Kommentar zu Wahlergebnissen: Ampel hat Desaster verursacht
Bei den Landtagswahlen in Thüringen und Sachsen hat die AfD jeweils mehr als 30 Prozent der Stimmen geholt. Ludger Vielemeier macht die Ampel für das aus seiner Sicht schlimme Ergebnis verantwortlich.
Ein Kommentar von Ludger Vielemeier, Chefredakteur Audio und News
Es ist der Tag danach. Der Tag, nachdem eine rechtsextreme Partei stärkste Kraft in einem Bundesland geworden ist und selbstverständlich beansprucht, zu regieren. Der Tag an dem deutlich wird, dass es wieder, wenn überhaupt, Thüringer Verhältnisse geben wird: eine Minderheitsregierung, wechselnde Mehrheiten und ab und an Chaos. Denkbar auch: ein politisches Patt in Erfurt, weil das, was nicht zusammengehört, auch nicht zusammenkommt. Es ist auch der Tag, an dem es die klare Sicht gibt: Die Ampel hat dieses Desaster verursacht. Kürzer noch: Sie ist für dieses schlimme Ergebnis in erster Linie verantwortlich.

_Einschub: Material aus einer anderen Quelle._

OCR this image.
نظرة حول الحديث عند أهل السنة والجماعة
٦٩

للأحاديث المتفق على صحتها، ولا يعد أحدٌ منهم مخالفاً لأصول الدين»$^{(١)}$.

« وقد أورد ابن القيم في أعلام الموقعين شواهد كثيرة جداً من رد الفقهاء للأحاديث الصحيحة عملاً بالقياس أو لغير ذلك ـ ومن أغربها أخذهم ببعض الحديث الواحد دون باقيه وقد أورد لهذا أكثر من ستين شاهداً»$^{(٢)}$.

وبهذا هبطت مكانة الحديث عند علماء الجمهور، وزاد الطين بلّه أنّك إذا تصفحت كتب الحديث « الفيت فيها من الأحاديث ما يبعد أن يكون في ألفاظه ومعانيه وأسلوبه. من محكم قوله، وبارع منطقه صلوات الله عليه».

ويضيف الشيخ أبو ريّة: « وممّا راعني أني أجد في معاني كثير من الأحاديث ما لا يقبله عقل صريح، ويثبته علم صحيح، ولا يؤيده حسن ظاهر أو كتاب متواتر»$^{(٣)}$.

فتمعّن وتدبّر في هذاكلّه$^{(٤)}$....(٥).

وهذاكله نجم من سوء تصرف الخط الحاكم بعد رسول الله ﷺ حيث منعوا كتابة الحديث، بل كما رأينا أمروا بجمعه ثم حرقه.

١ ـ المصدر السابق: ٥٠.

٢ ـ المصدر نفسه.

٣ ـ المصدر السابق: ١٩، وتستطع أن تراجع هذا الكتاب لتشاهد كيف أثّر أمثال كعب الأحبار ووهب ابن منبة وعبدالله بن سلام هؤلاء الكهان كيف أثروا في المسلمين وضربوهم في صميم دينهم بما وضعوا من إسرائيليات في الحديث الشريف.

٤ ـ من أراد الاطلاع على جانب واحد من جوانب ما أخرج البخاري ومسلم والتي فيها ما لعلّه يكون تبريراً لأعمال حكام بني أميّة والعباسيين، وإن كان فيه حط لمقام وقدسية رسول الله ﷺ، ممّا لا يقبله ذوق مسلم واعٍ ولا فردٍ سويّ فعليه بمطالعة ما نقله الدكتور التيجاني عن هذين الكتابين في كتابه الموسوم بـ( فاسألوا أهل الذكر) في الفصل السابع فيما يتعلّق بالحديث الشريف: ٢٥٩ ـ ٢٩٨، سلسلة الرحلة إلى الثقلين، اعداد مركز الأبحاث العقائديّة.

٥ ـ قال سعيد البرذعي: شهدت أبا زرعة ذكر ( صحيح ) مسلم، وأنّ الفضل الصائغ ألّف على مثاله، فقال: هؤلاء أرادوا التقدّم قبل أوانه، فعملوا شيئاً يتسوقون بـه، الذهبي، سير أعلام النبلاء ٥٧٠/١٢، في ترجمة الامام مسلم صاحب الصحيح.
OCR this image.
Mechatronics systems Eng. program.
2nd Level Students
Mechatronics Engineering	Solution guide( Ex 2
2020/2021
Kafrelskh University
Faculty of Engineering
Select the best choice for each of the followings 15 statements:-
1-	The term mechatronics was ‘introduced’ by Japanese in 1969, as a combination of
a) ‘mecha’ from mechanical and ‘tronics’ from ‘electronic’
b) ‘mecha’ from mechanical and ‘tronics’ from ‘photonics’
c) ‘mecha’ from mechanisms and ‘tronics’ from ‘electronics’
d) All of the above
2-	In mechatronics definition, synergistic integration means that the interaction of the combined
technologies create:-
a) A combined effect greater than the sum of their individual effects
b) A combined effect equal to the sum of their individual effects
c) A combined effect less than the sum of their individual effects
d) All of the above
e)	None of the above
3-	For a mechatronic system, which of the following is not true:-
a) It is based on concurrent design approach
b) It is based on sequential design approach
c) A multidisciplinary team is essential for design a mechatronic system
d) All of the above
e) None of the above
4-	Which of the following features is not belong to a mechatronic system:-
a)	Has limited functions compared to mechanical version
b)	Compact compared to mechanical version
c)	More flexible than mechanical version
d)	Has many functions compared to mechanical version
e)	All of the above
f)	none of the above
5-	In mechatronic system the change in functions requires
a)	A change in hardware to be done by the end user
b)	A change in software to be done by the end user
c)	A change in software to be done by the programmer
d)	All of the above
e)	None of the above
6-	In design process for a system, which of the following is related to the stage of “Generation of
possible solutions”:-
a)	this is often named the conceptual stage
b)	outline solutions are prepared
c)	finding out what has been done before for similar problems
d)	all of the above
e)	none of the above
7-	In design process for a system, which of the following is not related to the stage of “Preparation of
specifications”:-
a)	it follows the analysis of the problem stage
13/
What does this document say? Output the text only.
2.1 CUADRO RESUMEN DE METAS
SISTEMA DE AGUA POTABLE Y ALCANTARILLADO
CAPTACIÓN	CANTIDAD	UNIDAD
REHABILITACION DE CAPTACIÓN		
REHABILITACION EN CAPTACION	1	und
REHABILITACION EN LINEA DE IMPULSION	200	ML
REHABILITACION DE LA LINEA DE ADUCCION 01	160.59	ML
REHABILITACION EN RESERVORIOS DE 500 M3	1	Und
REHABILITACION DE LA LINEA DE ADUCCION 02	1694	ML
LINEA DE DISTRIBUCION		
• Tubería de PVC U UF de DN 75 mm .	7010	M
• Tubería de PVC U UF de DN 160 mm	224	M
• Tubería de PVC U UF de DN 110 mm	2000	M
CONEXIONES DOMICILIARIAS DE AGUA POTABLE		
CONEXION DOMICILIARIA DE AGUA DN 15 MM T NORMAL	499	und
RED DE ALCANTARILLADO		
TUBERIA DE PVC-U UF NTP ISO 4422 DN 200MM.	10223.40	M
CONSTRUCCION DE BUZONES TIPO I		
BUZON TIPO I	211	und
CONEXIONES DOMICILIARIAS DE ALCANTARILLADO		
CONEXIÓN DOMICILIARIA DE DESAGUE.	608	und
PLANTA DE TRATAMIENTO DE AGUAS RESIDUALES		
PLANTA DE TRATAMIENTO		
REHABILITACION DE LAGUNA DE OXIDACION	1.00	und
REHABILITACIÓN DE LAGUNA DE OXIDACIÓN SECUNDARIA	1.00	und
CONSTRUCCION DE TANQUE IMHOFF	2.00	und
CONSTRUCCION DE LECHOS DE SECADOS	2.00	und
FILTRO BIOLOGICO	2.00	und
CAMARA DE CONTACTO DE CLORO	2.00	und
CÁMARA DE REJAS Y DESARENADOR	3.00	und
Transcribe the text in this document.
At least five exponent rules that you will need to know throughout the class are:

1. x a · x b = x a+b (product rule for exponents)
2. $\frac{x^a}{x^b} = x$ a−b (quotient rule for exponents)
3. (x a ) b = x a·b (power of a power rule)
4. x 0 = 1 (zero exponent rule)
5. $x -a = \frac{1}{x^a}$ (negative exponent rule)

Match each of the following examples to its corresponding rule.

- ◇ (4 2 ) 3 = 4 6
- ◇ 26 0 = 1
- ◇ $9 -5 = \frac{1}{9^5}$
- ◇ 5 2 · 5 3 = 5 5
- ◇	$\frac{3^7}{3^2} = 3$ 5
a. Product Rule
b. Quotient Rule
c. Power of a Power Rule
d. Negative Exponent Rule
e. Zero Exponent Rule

Klares Zeichen für die Bundesregierung
Möglich, dass die Ampel nun zerbricht. Die FDP spricht vom Scheitern. Wirklich wichtig ist das nicht mehr. Die Regierung ist am Ende. Auch am Tag nach dem rechtsextremen Fanal heißt es, man müsse sich weniger streiten, besser präsentieren und die Politik nur besser erklären. Das geht an dem, was am Sonntag geschehen ist, weit vorbei. Am Sonntag ist eine Partei von Hunderttausenden gewählt worden, obwohl jeder und jede weiß, dass die AfD in Thüringen und Sachsen als gesichert rechtsextrem eingestuft ist. Es hat die Wählerinnen und Wähler nicht abgeschreckt. So groß ist der Frust, die Abneigung, oft auch Hass gegen die Regierung in Berlin. Gegen ihre Politik. Gegen den Verlust der Kontrolle über die Migration. Gegen das Gefühl, die Sicherheit jedes und jeder Einzelnen spiele für die Regierenden nur eine kleine Rolle. Gegen eine als einseitig wahrgenommene Ukraine-Politik. Gegen die Klimawende, die auch einzelne Heizungskeller in ihren Fokus nimmt. Und natürlich gegen die Corona-Politik, deren Fehler noch immer nicht aufgearbeitet werden.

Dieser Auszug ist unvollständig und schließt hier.